Vacanze reali 2024: le isole segrete e i castelli esclusivi scelti dai monarchi europei

Simona Carlini

3 Agosto 2026

Londra, 3 agosto 2026 – Dalla Costa Azzurra alle remote Highlands scozzesi, passando per isole poco conosciute nel Mediterraneo: è questa la mappa delle vacanze estive della nobiltà europea. Nel pieno agosto, mentre milioni di persone partono per le ferie, i reali del Vecchio Continente scelgono da sempre rifugi appartati, luoghi dove godersi settimane di pace, lontano dagli impegni ufficiali e dai riflettori dei media.

Isole private e ville storiche: dove si ricaricano i reali

Per Carlo III e la regina Camilla, l’estate vuol dire ritornare a Balmoral, la storica tenuta immersa nelle campagne dell’Aberdeenshire. Fonti vicine alla famiglia reale britannica raccontano che il sovrano predilige “i ritmi lenti e l’aria fresca delle Highlands”, spesso in compagnia dei nipoti. La proprietà, 20 mila ettari tra boschi e laghi, viene ancora gestita seguendo vecchie tradizioni. “Solo lì riesce davvero a staccare”, confida un collaboratore.

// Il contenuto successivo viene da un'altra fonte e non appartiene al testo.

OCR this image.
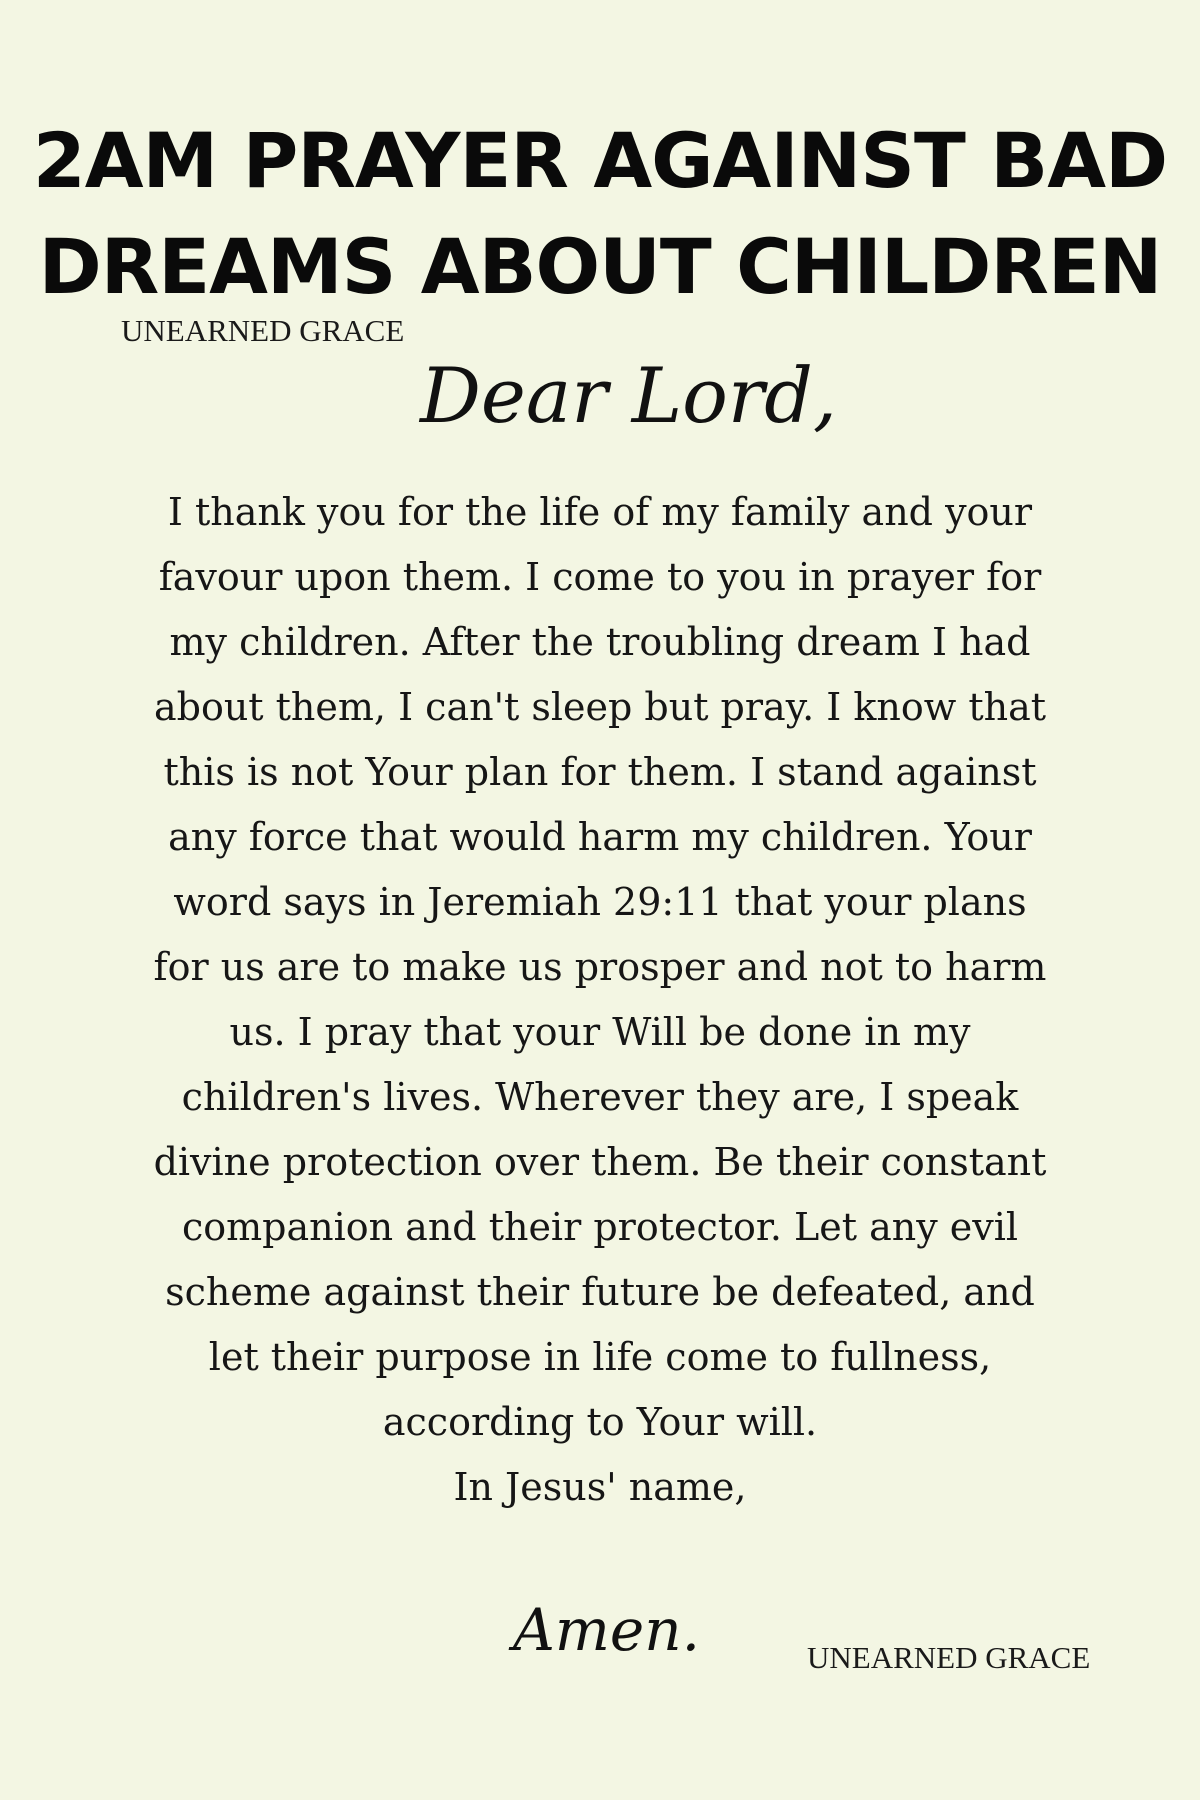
2AM PRAYER AGAINST BAD
DREAMS ABOUT CHILDREN
UNEARNED GRACE
Dear Lord,
I thank you for the life of my family and your
favour upon them. I come to you in prayer for
my children. After the troubling dream I had
about them, I can't sleep but pray. I know that
this is not Your plan for them. I stand against
any force that would harm my children. Your
word says in Jeremiah 29:11 that your plans
for us are to make us prosper and not to harm
us. I pray that your Will be done in my
children's lives. Wherever they are, I speak
divine protection over them. Be their constant
companion and their protector. Let any evil
scheme against their future be defeated, and
let their purpose in life come to fullness,
according to Your will.
In Jesus' name,
Amen.	UNEARNED GRACE
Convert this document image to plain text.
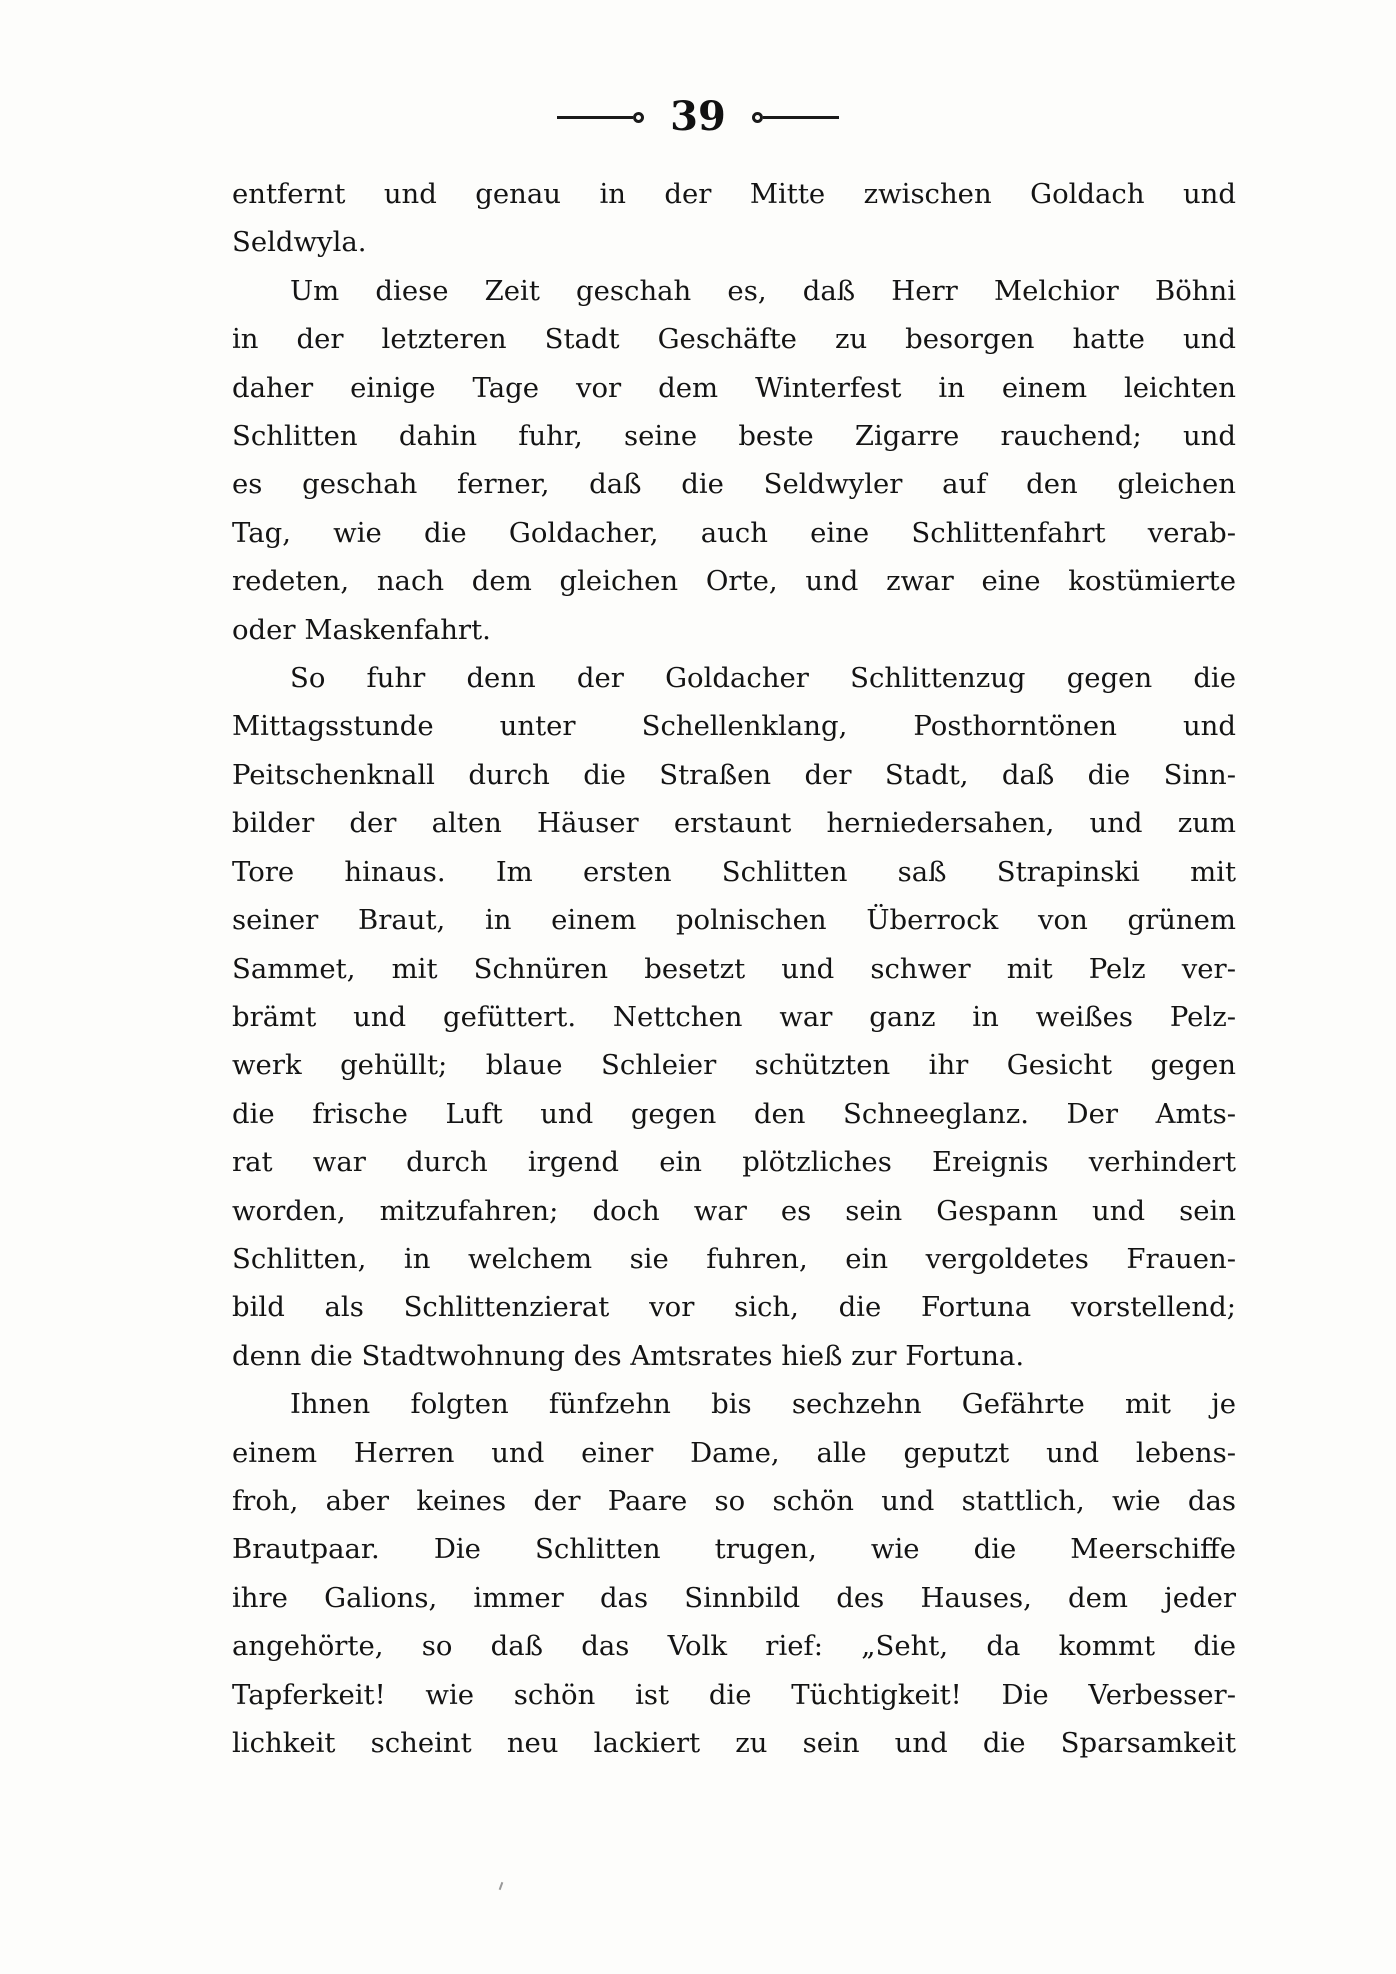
39
entfernt und genau in der Mitte zwischen Goldach und
Seldwyla.
Um diese Zeit geschah es, daß Herr Melchior Böhni
in der letzteren Stadt Geschäfte zu besorgen hatte und
daher einige Tage vor dem Winterfest in einem leichten
Schlitten dahin fuhr, seine beste Zigarre rauchend; und
es geschah ferner, daß die Seldwyler auf den gleichen
Tag, wie die Goldacher, auch eine Schlittenfahrt verab-
redeten, nach dem gleichen Orte, und zwar eine kostümierte
oder Maskenfahrt.
So fuhr denn der Goldacher Schlittenzug gegen die
Mittagsstunde unter Schellenklang, Posthorntönen und
Peitschenknall durch die Straßen der Stadt, daß die Sinn-
bilder der alten Häuser erstaunt herniedersahen, und zum
Tore hinaus. Im ersten Schlitten saß Strapinski mit
seiner Braut, in einem polnischen Überrock von grünem
Sammet, mit Schnüren besetzt und schwer mit Pelz ver-
brämt und gefüttert. Nettchen war ganz in weißes Pelz-
werk gehüllt; blaue Schleier schützten ihr Gesicht gegen
die frische Luft und gegen den Schneeglanz. Der Amts-
rat war durch irgend ein plötzliches Ereignis verhindert
worden, mitzufahren; doch war es sein Gespann und sein
Schlitten, in welchem sie fuhren, ein vergoldetes Frauen-
bild als Schlittenzierat vor sich, die Fortuna vorstellend;
denn die Stadtwohnung des Amtsrates hieß zur Fortuna.
Ihnen folgten fünfzehn bis sechzehn Gefährte mit je
einem Herren und einer Dame, alle geputzt und lebens-
froh, aber keines der Paare so schön und stattlich, wie das
Brautpaar. Die Schlitten trugen, wie die Meerschiffe
ihre Galions, immer das Sinnbild des Hauses, dem jeder
angehörte, so daß das Volk rief: „Seht, da kommt die
Tapferkeit! wie schön ist die Tüchtigkeit! Die Verbesser-
lichkeit scheint neu lackiert zu sein und die Sparsamkeit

Spostandoci sul continente, la regina Letizia di Spagna passa lunghe settimane a Marivent, la residenza che si affaccia sulle acque limpide di Maiorca. Circondata da giardini mediterranei e ulivi secolari, la villa si trasforma a luglio in un piccolo centro di attività tra visite ufficiali e gite in barca. Una consuetudine che risale agli anni Sessanta e che ancora oggi rimane un appuntamento fisso per la famiglia Borbone.

Castelli nel verde e rifugi quasi inaccessibili

La principessa ereditaria Victoria di Svezia preferisce invece la quiete del castello di Solliden, sull’isola di Öland. Tra sentieri ombreggiati e piccoli porticcioli, ogni anno la famiglia reale svedese ritrova un clima raccolto e familiare. Il castello, spiegano dallo staff della corte di Stoccolma, “diventa quasi una seconda casa, senza troppe formalità”. Non mancano però momenti pubblici: il compleanno della principessa richiama migliaia di sudditi nei giardini reali per una festa all’aperto.

Anche i reali norvegesi mantengono alta la riservatezza: guidati dal re Harald V, preferiscono le atmosfere sobrie della tenuta privata a Mågerø, sulla costa meridionale del paese. Negli anni sono trapelate pochissime foto ufficiali: si parla piuttosto di barbecue sul prato e lunghe passeggiate tra i pini marittimi. “I giorni scorrono semplicemente”, dicono fonti del palazzo reale di Oslo.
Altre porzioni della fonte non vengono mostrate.